If you are using App Service Authentication (EasyAuth), according to Microsoft documentation page:
App Service passes some user information to your application by using special headers. External requests prohibit these headers and will only be present if set by App Service Authentication / Authorization. Some example headers include:
X-MS-CLIENT-PRINCIPAL-NAME
X-MS-CLIENT-PRINCIPAL-ID
X-MS-TOKEN-FACEBOOK-ACCESS-TOKEN
X-MS-TOKEN-FACEBOOK-EXPIRES-ON
Code that is written in any language or framework can get the information that it needs from these headers. For ASP.NET 4.6 apps, the ClaimsPrincipal is automatically set with the appropriate values.

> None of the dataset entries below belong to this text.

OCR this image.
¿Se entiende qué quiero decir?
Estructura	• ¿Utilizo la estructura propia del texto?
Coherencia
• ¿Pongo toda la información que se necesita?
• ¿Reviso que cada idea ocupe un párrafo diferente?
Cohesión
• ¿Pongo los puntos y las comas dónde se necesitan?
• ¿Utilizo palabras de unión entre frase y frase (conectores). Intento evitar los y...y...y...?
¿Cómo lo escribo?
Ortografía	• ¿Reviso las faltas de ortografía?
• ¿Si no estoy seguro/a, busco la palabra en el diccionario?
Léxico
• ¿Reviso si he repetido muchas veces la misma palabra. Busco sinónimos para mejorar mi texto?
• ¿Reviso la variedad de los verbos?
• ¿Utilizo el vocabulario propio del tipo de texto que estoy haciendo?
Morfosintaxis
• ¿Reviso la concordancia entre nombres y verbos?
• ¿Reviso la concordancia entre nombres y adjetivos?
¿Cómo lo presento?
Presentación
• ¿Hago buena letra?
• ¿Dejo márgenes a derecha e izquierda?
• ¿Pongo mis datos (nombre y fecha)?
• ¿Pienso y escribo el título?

So basically, if you are using ASP.NET Core 2.0, you need to set the ClaimPrincipal manually. What you need to use in order to fetch this headers and set the ClaimsPrincipal is AuthenticationHandler
public class AppServiceAuthenticationOptions : AuthenticationSchemeOptions
{
public AppServiceAuthenticationOptions()
{
}
}
internal class AppServiceAuthenticationHandler : AuthenticationHandler<AppServiceAuthenticationOptions>
{
public AppServiceAuthenticationHandler(
IOptionsMonitor<AppServiceAuthenticationOptions> options,
ILoggerFactory logger,
UrlEncoder encoder,
ISystemClock clock) : base(options, logger, encoder, clock)
{
}
protected override Task<AuthenticateResult> HandleAuthenticateAsync()
{
return Task.FromResult(FetchAuthDetailsFromHeaders());
}
private AuthenticateResult FetchAuthDetailsFromHeaders()
{
Logger.LogInformation("starting authentication handler for app service authentication");
if (Context.User == null || Context.User.Identity == null || Context.User.Identity.IsAuthenticated == false)
{
Logger.LogDebug("identity not found, attempting to fetch from the request headers");
if (Context.Request.Headers.ContainsKey("X-MS-CLIENT-PRINCIPAL-ID"))
{
var headerId = Context.Request.Headers["X-MS-CLIENT-PRINCIPAL-ID"][0];
var headerName = Context.Request.Headers["X-MS-CLIENT-PRINCIPAL-NAME"][0];
var claims = new Claim[] {
new Claim("http://schemas.microsoft.com/identity/claims/objectidentifier", headerId),
new Claim("name", headerName)
};
Logger.LogDebug($"Populating claims with id: {headerId} | name: {headerName}");
var identity = new GenericIdentity(headerName);
identity.AddClaims(claims);
var principal = new GenericPrincipal(identity, null);
var ticket = new AuthenticationTicket(principal,
new AuthenticationProperties(),
Scheme.Name);
Context.User = principal;
return AuthenticateResult.Success(ticket);
}
else
{
return AuthenticateResult.Fail("Could not found the X-MS-CLIENT-PRINCIPAL-ID key in the headers");
}
}
Logger.LogInformation("identity already set, skipping middleware");
return AuthenticateResult.NoResult();
}
}
You can then write an extension method for the middleware
public static class AppServiceAuthExtensions
{
public static AuthenticationBuilder AddAppServiceAuthentication(this AuthenticationBuilder builder, Action<AppServiceAuthenticationOptions> configureOptions)
{
return builder.AddScheme<AppServiceAuthenticationOptions, AppServiceAuthenticationHandler>("AppServiceAuth", "Azure App Service EasyAuth", configureOptions);
}
}
And add app.UseAuthentication(); in the Configure() method and put following in the ConfigureServices() method of your startup class.
services
.AddAuthentication(options =>
{
options.DefaultAuthenticateScheme = "AppServiceAuth";
options.DefaultChallengeScheme = "AppServiceAuth";
})
.AddAppServiceAuthentication(o => { });
If you need full claims details, you can retrieve it on the AuthenticationHandler by making request to /.auth/me and use the same cookies that you've received on the request.